Em 28/9, o Evening News, da CBS, apresentou uma reportagem com uma mãe de família, eleitora de Bush, que estava com medo de que o presidente impusesse um novo alistamento militar aos jovens do país. O repórter Richard Schlesinger afirmava que Beverly Cocco, assim como muitas outras mães, estava aterrorizada com a possibilidade de ver seus filhos mandados ao Iraque. ‘Você votaria em um democrata?’, perguntou a ela o repórter. ‘É claro que sim’, respondeu Beverly. ‘Eu votaria em qualquer pessoa que deixasse meus meninos ficarem seguros em casa’. Horas depois da matéria ter ido ao ar, blogueiros começaram revelar que a mulher apresentada como uma simples ‘mãe de família’ é também uma ativista política – Beverly é a responsável pelo grupo Pessoas Contra o Alistamento na região da Filadélfia. Desta forma, a reportagem da CBS alarmou os telespectadores e escondeu o ativismo de sua principal personagem.

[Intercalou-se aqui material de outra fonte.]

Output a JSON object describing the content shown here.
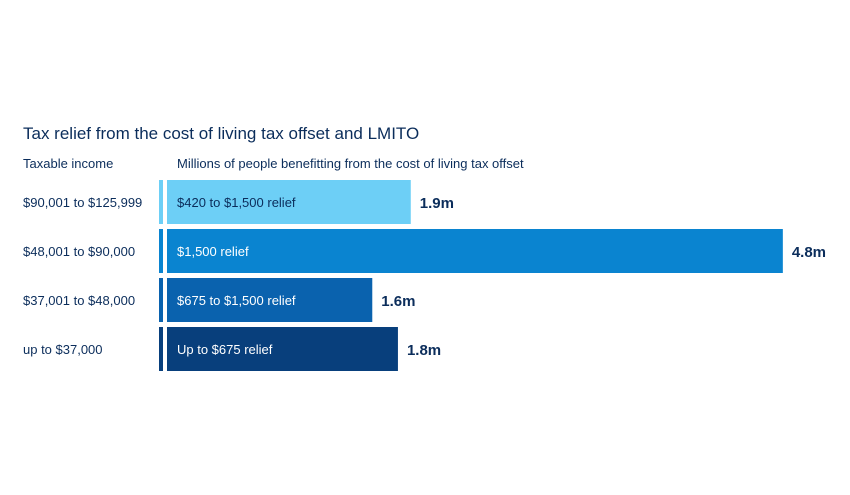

Em nono, a deturpação do relatório de investigação do 11 de setembro

No dia em que o relatório da Comissão independente de investigação dos atentados de 11 de setembro foi divulgado, em junho, as emissoras americanas destacaram e basearam sua cobertura em uma única frase do documento: ‘Nós não temos evidências de que o Iraque e a al-Qaeda cooperaram nos ataques contra os EUA.’

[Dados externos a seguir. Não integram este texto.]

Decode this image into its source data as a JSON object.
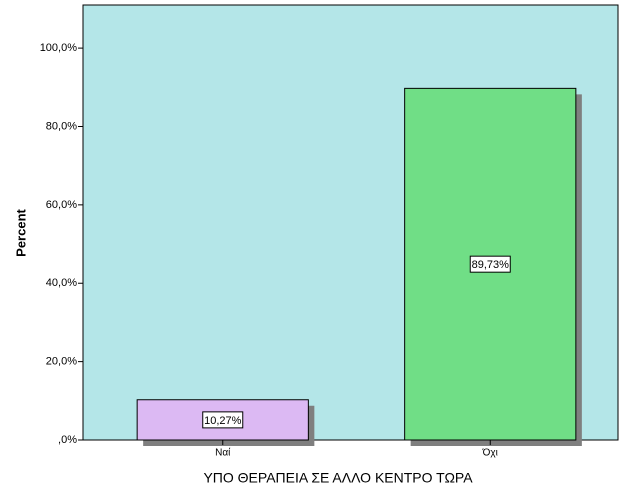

O MRC acusa as redes de TV de distorcerem a frase e ignorarem outros aspectos expostos no relatório, segundo os quais existiam contatos entre o Iraque e a al-Qaeda – mesmo que não explicitamente nos atentados terroristas de 2001. Apoiadas na frase em questão, ABC, NBC e CBS foram categóricas em afirmar em seus telejornais que ‘não há nenhuma conexão entre a al-Qaeda e Saddam Hussein’.

E, finalmente, em décimo lugar, a ‘paranóia’ de Keith Olbermann

Quando o secretário de Segurança Nacional, Tom Ridge, elevou o nível do alerta contra o terror nos EUA, poucos dias depois da Convenção do Partido Democrata, Keith Olbermann, que apresenta o programa Countdown na MSNBC, afirmou que a campanha de Bush pela reeleição baseava-se em amedrontar a população, para assim controlá-la. ‘A História nos mostra que presidentes exageraram ameaças de segurança pública para ganhar vantagem política ou justificar necessidades estratégicas complexas. Pergunte a Lyndon Johnson. Pergunte a William McKinley. Precisamos perguntar a George Bush?’, disse ele no ar. Olbermann também comparou os alertas de terror do atual governo com o Macarthismo na década de 1950. Por tanto, foi chamado pelo MRC de paranóico e acusado de bolar uma espécie de teoria da conspiração anti-Bush. As informações são de Brent H. Baker, Rich Noyes e Tim Graham [Media Research Center, 28/10/04].